Back in the real world of farming, because even after all these years I can never bring myself to believe that the hoopla of pedigree livestock showing, showjumping, political grandstanding and contrived media events have much to do with day to day agriculture, the weather continues mainly dry at time of writing. Too dry, say some, with many grain growers getting twitchy the closer they get to harvest. Winter barley fields in some areas have changed colour rapidly in the past week or two and when that happens can the early starters with combines be far behind?

Apart from helping boost attendance at the Highland show and give silage makers a clear run the dry, mainly warm, June made sheep shearing more of a pleasure than it is in wet or cold weather. Not necessarily for the shearers, who always have my admiration for being able to bend their backs almost permanently, but for those helping by collecting sheep for shearing, rolling and packing fleeces, making the tea and offering encouragement. And for the sheep of course.

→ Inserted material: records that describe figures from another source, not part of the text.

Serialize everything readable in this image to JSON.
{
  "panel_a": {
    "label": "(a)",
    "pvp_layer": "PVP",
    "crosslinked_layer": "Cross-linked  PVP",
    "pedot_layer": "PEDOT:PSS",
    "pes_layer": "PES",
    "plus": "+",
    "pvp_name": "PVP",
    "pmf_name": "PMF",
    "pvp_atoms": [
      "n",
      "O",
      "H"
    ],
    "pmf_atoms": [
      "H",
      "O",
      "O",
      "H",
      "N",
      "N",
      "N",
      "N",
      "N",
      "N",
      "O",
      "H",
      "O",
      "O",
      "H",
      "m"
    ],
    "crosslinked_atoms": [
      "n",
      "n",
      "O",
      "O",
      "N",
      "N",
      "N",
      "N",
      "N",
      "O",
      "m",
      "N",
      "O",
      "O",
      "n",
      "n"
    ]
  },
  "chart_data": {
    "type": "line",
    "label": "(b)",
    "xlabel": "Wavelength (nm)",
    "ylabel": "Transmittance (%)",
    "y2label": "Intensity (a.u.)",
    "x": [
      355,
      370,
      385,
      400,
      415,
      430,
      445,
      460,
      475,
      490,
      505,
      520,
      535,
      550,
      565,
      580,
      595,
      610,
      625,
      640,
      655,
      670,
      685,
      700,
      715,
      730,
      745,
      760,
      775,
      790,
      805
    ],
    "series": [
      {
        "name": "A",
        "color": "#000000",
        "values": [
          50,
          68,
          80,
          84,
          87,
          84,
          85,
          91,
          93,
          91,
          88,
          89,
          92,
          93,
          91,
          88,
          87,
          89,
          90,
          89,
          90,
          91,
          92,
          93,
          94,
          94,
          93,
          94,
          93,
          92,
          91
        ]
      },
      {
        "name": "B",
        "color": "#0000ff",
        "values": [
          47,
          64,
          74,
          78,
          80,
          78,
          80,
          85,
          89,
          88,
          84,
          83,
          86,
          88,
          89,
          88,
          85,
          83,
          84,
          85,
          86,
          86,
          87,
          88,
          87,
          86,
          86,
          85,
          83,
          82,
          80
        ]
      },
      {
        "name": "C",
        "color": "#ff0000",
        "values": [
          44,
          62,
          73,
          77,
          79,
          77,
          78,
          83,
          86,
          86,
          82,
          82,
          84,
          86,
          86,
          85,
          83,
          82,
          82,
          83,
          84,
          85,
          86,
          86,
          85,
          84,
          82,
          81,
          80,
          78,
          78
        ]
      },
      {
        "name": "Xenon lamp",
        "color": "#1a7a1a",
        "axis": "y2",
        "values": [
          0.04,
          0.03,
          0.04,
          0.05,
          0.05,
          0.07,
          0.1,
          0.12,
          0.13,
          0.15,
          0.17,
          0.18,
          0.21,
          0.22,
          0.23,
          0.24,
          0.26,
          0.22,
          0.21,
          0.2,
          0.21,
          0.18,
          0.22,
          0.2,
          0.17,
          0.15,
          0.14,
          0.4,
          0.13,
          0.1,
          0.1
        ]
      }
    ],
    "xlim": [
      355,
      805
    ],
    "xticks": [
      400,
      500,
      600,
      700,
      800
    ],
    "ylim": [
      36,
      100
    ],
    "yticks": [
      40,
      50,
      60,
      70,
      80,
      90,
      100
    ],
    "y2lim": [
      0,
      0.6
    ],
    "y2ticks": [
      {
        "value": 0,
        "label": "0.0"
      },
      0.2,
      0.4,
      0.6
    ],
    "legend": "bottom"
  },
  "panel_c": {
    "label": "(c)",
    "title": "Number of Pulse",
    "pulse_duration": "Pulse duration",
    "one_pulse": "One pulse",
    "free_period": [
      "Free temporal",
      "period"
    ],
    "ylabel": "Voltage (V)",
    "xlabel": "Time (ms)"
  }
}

There has also been a little encouragement on prices with the British Wool Marketing Board guide prices for this year’s clip up 10p per kilo and more. For example, actual values for last year’s Cheviot wool was £1.25 per kilo, forecast this year £1.37; Blackface value last year 96p, this year’s forecast £1.05; Texel/Lleyn last year £1.15, this year’s forecast £1.26. Not a fortune for fleeces weighing a kilo or so, but every little helps.